Несколько лет все было нормально. В середине девяностых картины продавались уже по несколько тысяч долларов, и он чувствовал себя вполне обеспеченным человеком. Но после августа девяносто восьмого все рухнуло. Покупатели отказывались брать уже заказанные произведения, художественные галереи расторгали договора, а цены на краски росли неудержимо. Ему пришлось продать свою мастерскую, потом сменить квартиру, находившуюся на Осенней улице, и переехать в этот стандартный девятиэтажный дом. Однако на этом испытания Дениса Ивановича не закончились. Вернее сказать, только начались.

Ему пришлось брать халтуру, выполнять дипломные работы некоторых бездарных выпускников художественных училищ. Пришлось соглашаться малевать работы нуворишей, которые выставлялись затем на их банкетах и юбилеях. В общем, он соглашался на любую работу, даже помогал театральным художникам в небольших областных театрах разрисовывать задники и готовить декорации.

Но денег становилось все меньше и меньше. Он чувствовал, как силы покидают его. Иногда, усаживаясь за полотно, он представлял себе, что именно собирается написать. Но вместо задуманного появлялась лишь очередная халтура. Он стал уничтожать свои полотна. Глядя на то, что получалось, он понимал, что это не просто снижение уровня. Это было вообще за гранью искусства. Сказывалась халтурная работа в течение последних нескольких лет. Профессионал обязан работать на своем профессиональном уровне. Всегда и везде. Если он не работает или работает вполсилы, то перестает быть профессионалом.

В середине прошлого года он наконец получил небольшой заказ от монастыря, который попытался выполнить в строго реалистическом стиле. И хотя заказчики остались довольны его работой и хорошо заплатили, сам Булочкин знал, насколько халтурно все, что он сделал. Сделано все было без души, словно маляром, которого пригласили обвести контуры заранее нарисованных рисунков. Это было обидно и больно. Он начал чувствовать, что теряет нужный настрой. Тот самый кураж, который так важен для творчества. То самое чувство прекрасного, которое живет в душе каждого художника. И которое побуждает вновь и вновь стремиться к недостижимому идеалу. Чтобы увидеть разницу и отличить его прежние работы от нынешних, не нужно было иметь специального образования. Достаточно было иметь глаза и немного вкуса.

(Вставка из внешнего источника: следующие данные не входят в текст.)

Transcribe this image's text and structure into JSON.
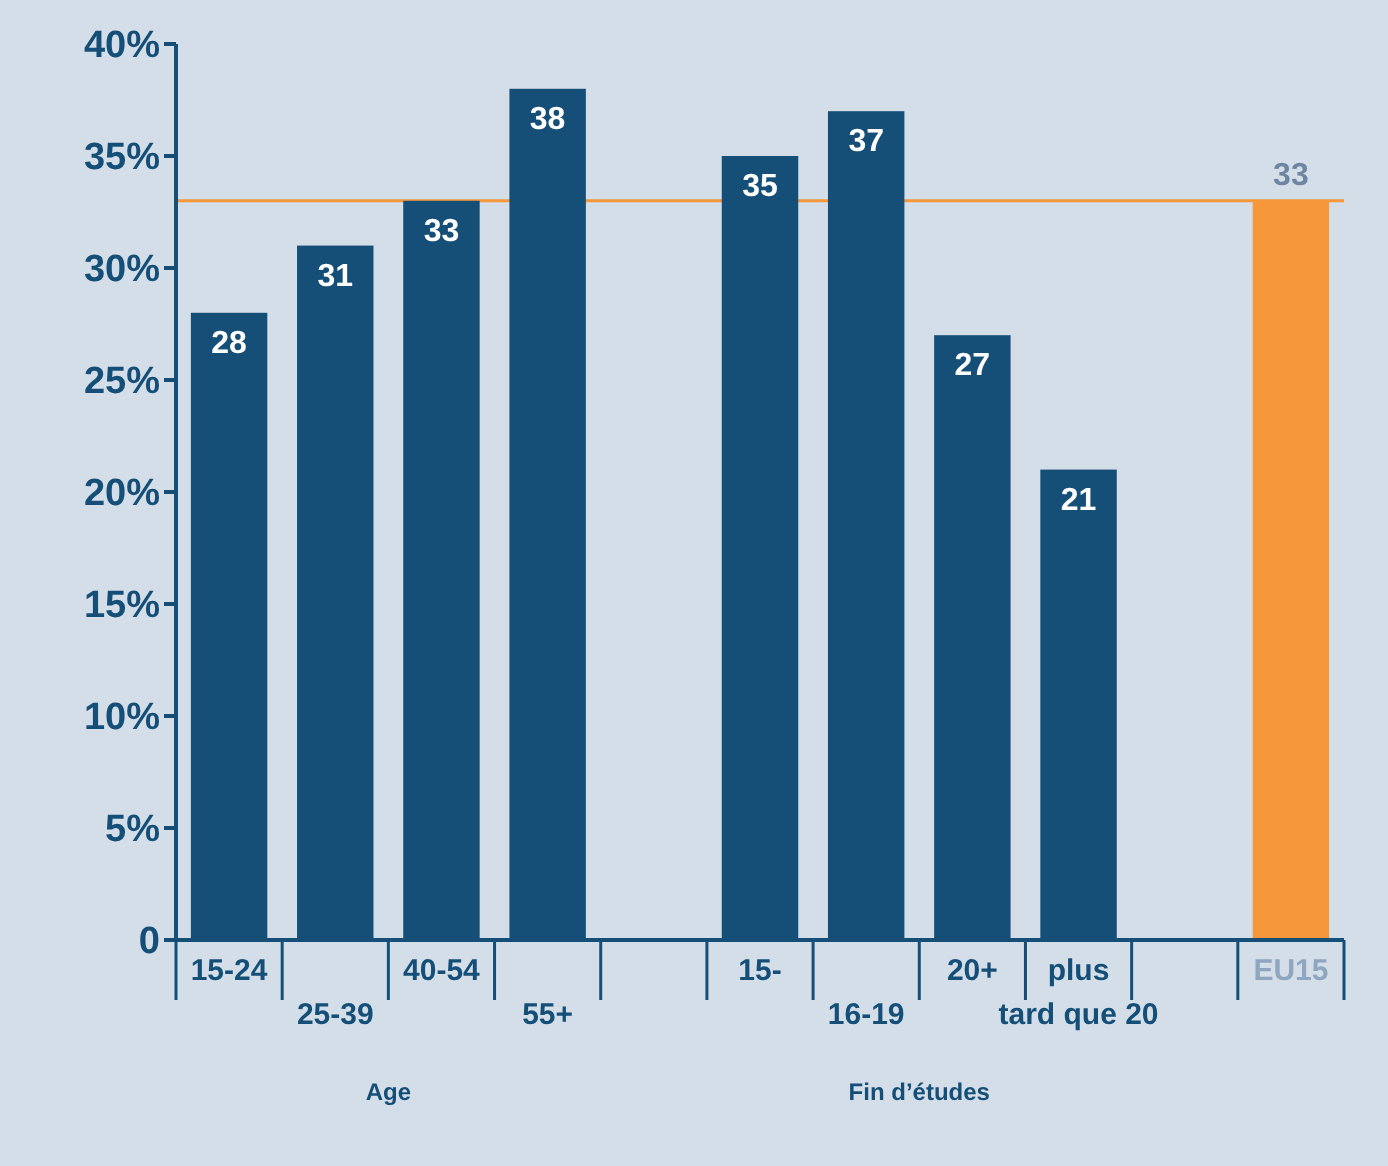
{
  "chart_data": {
    "type": "bar",
    "categories": [
      "15-24",
      "25-39",
      "40-54",
      "55+",
      null,
      "15-",
      "16-19",
      "20+",
      "plus tard que 20",
      null,
      "EU15"
    ],
    "values": [
      28,
      31,
      33,
      38,
      null,
      35,
      37,
      27,
      21,
      null,
      33
    ],
    "colors": [
      "#154f78",
      "#154f78",
      "#154f78",
      "#154f78",
      null,
      "#154f78",
      "#154f78",
      "#154f78",
      "#154f78",
      null,
      "#f5973a"
    ],
    "ylim": [
      0,
      40
    ],
    "yticks": [
      0,
      {
        "value": 5,
        "label": "5%"
      },
      {
        "value": 10,
        "label": "10%"
      },
      {
        "value": 15,
        "label": "15%"
      },
      {
        "value": 20,
        "label": "20%"
      },
      {
        "value": 25,
        "label": "25%"
      },
      {
        "value": 30,
        "label": "30%"
      },
      {
        "value": 35,
        "label": "35%"
      },
      {
        "value": 40,
        "label": "40%"
      }
    ],
    "data_labels": true,
    "grid": false,
    "ref_lines": [
      {
        "axis": "y",
        "value": 33,
        "color": "#f5973a"
      }
    ],
    "annotations": [
      "Age",
      "Fin d’études"
    ]
  }
}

Но вскоре кончились и эти деньги. За неимением мастерской он в своей трехкомнатной квартире одновременно писал картины и жил, отчего постоянно случались скандалы. В квартире пахло красками, от которой у Риты развивалась аллергия. А из-за нехватки денег она особенно нервничала. Они жили с Ритой уже восемь лет и успели надоесть друг другу. Но на расставание и тем более на развод ни у него, ни у нее не было ни денег, ни сил, ни возможностей. Пришлось бы снова делить квартиру, а это было практически единственное, что у них оставалось. Рита была раньше театральным критиком, но, решив переехать к Денису Ивановичу, она бросила своего второго мужа и заодно и свою прежнюю работу. За восемь лет она не написала ни одной статьи, ни одной рецензии, и, когда ее недавно попросили написать статью, она промучилась всю ночь, но не смогла сочинить ничего путного.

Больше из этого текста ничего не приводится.